Systemic problems are hard because they are complex and have many moving parts, often the result of many well-meaning people trying to patchwork their way through a complex problem that forces individuals to work through a tangled web of competing interests and ever-changing social conditions to make even the smallest step forward. Systems are necessary, but they can be the biggest part of a problem. They can be fixed, but continually accusing individuals of willingly and knowingly perpetuating some vast, evil conspiracy doesn’t do any good at all.
Now, how do you untangle a web of competing interests and patchworked solutions that has become even more entangled over decades of planning, changing plans, altering plans, and periods of incorporating and kicking out stakeholders? Answer THAT and you can begin to make the tiniest step toward solving a systemic problem.
Complaints are necessary. They’re part of how we know that things aren’t working, and they are our First Amendment right. Accusations, especially when people leveling them are claiming to know the hearts and minds of others they’ve never bothered to talk to and whose perspectives they refuse to consider, are a problem in and of themselves. They are a distraction and an insult, and when they’re leveled at innocent, hard-working people based solely on assumptions born of frustration, they’re part of the problem that keeps us from coming together so we can move forward.

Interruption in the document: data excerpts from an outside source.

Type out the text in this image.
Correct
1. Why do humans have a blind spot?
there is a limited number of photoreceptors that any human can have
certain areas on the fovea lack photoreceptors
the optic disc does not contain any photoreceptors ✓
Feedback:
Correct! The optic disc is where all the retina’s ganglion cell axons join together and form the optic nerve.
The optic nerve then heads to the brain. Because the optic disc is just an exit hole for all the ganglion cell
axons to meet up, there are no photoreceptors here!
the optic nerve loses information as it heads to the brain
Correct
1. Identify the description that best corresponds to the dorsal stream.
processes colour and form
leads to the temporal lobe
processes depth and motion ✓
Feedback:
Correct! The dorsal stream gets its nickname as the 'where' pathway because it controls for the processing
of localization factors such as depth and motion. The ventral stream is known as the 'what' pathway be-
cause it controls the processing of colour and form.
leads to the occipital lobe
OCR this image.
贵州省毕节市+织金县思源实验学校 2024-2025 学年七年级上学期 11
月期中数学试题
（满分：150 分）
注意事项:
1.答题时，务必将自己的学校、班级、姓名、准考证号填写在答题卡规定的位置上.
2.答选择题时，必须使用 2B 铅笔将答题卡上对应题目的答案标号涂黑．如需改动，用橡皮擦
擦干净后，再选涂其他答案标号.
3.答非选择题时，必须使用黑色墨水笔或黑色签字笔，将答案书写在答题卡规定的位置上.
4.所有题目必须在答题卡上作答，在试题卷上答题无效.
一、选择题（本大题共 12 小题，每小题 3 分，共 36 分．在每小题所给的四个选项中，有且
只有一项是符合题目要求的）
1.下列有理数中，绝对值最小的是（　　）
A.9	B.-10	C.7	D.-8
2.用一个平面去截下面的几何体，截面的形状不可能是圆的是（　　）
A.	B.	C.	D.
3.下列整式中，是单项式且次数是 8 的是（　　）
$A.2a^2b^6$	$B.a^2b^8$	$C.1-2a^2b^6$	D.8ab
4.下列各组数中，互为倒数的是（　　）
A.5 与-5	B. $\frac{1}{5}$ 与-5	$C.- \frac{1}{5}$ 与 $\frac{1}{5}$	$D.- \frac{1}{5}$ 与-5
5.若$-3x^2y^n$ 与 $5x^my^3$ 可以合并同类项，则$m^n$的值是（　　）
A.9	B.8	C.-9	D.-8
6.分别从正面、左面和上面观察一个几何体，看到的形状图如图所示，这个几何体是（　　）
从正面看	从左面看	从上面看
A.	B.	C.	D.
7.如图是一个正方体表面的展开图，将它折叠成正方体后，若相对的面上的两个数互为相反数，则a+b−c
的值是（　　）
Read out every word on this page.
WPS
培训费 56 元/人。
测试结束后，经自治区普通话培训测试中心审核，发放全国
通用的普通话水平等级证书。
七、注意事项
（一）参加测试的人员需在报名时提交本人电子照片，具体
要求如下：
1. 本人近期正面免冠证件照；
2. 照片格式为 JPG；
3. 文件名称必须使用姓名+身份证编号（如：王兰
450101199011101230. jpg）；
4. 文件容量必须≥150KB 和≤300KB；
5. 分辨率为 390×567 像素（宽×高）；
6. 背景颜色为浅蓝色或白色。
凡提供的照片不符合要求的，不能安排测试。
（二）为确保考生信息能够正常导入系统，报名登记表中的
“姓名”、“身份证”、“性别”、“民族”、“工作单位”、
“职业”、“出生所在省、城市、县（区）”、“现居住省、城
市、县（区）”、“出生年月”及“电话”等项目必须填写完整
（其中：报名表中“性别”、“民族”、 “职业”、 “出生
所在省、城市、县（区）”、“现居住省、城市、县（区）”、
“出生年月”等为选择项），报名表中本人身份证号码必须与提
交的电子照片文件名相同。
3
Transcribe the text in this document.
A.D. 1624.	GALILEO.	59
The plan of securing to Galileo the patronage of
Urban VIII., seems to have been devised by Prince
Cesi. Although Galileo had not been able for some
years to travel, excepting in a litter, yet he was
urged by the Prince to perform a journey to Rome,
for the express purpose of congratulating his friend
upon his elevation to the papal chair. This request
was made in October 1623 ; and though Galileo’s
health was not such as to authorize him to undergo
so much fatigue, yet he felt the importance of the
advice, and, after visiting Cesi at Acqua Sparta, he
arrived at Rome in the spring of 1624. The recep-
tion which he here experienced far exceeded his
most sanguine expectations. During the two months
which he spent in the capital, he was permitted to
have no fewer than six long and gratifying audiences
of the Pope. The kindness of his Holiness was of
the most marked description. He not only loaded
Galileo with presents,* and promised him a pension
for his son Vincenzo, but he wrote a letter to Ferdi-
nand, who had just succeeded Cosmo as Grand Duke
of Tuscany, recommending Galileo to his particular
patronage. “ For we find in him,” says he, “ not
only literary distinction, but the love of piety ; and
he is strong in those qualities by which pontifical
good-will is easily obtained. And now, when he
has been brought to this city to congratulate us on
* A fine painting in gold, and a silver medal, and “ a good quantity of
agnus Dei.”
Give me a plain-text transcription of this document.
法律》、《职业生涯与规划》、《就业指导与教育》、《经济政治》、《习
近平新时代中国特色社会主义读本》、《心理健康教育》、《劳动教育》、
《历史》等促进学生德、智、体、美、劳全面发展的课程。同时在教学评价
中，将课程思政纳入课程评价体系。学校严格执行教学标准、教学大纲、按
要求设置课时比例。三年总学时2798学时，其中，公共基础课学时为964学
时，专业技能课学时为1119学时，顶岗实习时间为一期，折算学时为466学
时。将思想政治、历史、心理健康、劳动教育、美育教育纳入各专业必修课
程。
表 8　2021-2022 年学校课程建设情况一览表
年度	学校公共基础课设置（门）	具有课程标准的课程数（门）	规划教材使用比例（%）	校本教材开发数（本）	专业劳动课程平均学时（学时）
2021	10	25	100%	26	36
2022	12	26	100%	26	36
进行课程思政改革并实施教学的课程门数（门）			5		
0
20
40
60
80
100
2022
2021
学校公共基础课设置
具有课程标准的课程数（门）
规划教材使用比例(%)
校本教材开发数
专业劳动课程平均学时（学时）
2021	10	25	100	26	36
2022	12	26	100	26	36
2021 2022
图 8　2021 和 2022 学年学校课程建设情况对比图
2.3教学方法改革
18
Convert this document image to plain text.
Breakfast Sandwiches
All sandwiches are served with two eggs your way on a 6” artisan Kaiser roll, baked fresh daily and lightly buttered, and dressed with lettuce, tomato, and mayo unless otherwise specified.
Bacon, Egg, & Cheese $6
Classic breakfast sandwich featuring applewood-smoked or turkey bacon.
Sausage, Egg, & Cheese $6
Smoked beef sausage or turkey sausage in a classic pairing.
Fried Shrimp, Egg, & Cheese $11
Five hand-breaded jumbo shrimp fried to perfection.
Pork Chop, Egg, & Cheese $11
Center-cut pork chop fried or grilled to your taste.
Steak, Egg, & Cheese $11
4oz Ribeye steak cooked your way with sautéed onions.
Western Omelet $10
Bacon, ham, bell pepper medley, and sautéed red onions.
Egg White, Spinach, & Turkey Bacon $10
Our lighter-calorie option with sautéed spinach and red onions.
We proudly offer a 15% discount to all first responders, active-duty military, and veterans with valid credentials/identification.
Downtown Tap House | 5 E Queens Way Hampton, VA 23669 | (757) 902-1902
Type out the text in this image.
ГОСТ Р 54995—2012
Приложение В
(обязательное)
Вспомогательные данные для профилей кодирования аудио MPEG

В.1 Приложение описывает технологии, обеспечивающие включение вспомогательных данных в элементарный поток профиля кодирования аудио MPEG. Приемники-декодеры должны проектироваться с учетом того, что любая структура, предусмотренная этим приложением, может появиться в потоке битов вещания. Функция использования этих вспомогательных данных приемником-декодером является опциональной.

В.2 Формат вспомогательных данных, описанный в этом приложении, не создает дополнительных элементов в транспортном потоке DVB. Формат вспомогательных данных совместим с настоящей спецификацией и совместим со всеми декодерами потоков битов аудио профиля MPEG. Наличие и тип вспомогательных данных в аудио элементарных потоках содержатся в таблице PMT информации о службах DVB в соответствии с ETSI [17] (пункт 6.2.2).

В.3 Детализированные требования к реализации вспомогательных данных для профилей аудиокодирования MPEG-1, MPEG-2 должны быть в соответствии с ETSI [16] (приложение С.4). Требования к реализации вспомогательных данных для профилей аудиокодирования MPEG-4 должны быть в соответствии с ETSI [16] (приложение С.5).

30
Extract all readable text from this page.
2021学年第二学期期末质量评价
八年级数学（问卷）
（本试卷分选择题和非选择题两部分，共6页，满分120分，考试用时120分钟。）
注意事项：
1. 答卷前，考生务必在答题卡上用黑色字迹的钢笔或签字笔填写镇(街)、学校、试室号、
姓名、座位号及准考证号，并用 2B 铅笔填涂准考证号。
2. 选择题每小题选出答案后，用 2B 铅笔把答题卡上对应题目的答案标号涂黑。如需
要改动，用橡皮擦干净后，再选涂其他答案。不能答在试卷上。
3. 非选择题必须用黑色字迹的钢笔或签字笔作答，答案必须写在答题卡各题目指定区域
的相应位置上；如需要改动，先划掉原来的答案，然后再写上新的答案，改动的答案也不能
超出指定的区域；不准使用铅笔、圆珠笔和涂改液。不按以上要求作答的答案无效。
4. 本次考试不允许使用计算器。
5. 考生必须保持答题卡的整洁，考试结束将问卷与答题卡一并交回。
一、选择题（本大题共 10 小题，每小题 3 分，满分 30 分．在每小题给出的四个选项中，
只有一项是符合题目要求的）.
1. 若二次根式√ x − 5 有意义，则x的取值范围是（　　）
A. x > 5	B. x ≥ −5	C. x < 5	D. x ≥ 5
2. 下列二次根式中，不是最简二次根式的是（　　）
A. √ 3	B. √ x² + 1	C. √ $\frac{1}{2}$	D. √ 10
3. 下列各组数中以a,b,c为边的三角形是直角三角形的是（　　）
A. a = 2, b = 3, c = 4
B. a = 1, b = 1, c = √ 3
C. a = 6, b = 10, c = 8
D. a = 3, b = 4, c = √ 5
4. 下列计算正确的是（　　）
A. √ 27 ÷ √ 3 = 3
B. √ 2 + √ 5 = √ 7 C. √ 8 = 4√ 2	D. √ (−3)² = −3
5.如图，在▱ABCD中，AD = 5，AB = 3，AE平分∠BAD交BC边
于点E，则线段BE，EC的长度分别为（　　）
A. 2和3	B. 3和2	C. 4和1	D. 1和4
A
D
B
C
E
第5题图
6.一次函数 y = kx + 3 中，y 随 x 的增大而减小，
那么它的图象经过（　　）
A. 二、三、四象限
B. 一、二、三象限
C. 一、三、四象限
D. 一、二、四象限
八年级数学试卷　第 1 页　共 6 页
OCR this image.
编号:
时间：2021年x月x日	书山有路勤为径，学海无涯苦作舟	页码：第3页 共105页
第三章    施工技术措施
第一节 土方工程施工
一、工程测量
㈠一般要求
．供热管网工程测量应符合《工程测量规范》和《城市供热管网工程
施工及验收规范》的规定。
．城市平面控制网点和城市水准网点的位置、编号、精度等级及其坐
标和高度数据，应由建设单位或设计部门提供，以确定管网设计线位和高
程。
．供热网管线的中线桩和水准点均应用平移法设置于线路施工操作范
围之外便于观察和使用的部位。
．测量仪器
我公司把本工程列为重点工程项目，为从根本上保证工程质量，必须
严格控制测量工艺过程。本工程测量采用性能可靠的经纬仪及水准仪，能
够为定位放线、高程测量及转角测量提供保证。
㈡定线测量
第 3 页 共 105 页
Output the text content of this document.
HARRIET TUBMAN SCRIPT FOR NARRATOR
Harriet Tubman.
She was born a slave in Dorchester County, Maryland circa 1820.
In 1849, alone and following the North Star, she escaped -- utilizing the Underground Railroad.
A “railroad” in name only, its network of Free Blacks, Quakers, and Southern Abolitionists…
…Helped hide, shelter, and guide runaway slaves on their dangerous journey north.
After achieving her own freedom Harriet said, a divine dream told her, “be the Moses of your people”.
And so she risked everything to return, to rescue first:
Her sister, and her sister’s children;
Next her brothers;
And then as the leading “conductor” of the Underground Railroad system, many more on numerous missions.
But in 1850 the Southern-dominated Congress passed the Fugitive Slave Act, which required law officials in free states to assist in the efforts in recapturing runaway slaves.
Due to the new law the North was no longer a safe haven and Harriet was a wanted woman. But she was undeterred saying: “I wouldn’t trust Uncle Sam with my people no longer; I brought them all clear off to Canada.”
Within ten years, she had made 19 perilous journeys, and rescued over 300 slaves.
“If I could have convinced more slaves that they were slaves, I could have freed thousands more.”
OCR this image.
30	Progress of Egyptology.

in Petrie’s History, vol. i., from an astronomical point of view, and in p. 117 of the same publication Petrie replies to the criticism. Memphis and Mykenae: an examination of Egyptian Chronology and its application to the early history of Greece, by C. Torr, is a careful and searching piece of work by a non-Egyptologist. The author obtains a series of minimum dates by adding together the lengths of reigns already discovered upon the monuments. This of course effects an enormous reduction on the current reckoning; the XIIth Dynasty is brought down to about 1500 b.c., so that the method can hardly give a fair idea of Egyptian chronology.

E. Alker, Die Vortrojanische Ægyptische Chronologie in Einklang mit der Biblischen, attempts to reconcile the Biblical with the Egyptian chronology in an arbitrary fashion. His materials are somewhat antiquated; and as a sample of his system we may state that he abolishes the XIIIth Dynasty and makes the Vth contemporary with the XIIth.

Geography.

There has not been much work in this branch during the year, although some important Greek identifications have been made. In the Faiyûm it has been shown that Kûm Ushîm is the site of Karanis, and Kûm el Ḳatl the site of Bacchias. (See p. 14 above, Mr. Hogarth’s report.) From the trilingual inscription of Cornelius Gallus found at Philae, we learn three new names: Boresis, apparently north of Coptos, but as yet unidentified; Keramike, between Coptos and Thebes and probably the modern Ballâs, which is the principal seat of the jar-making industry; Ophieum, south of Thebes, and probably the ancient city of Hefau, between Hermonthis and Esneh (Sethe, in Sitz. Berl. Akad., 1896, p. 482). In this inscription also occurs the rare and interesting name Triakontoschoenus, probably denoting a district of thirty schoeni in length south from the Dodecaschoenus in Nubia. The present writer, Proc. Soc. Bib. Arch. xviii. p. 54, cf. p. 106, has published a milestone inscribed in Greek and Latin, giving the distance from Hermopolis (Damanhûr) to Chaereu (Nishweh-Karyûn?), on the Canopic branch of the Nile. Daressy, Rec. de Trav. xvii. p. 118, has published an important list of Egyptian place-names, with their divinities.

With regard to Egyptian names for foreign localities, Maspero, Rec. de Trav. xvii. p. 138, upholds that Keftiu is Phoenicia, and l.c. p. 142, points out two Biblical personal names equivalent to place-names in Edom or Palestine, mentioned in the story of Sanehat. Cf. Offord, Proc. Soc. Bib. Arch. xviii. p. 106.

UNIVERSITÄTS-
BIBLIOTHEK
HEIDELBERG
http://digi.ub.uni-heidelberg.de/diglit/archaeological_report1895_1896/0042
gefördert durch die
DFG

And most disturbingly, they’re becoming the whole conversation about every problem in this country. “I accuse YOU!” “No, I accuse YOU!” How about people who are dissatisfied make their complaints, offer a suggestion, really focus on communicating the outcome that would satisfy them, and work toward that goal with others? Could we give that a try? Maybe once?
Just as a note, the group that conducted the survey defined Black-led organizations as ones with both a Black executive and majority Black board (which we explained in the story). I would suggest you read the report in its entirety, as it goes into more depth (particularly regarding the effectiveness and perception of grassroots vs. government-funded organizations) than I could in this article.
Point being, yes, it is rocket science. No, it’s more difficult than rocket science. People have actually made rockets that work.
If it were rocket science we should then be building rockets to the moon or colonize Mars where there is no poverty as of yet. If it’s more than rocket science then there is no hope for solving the issues of poverty. No one would be smart enough to figure it out.
I really hope you’re wrong. I hope there’s an answer. Maybe “term limits” for processes and organizations? Maybe being able to hit a reset button now and then instead of to build new programming on top of old programming on top of this regulatory shift and that defunct group. . .
Or maybe scrap capitalism, but no one wants to talk about that these days. It’s like a weird religion no one acknowledges.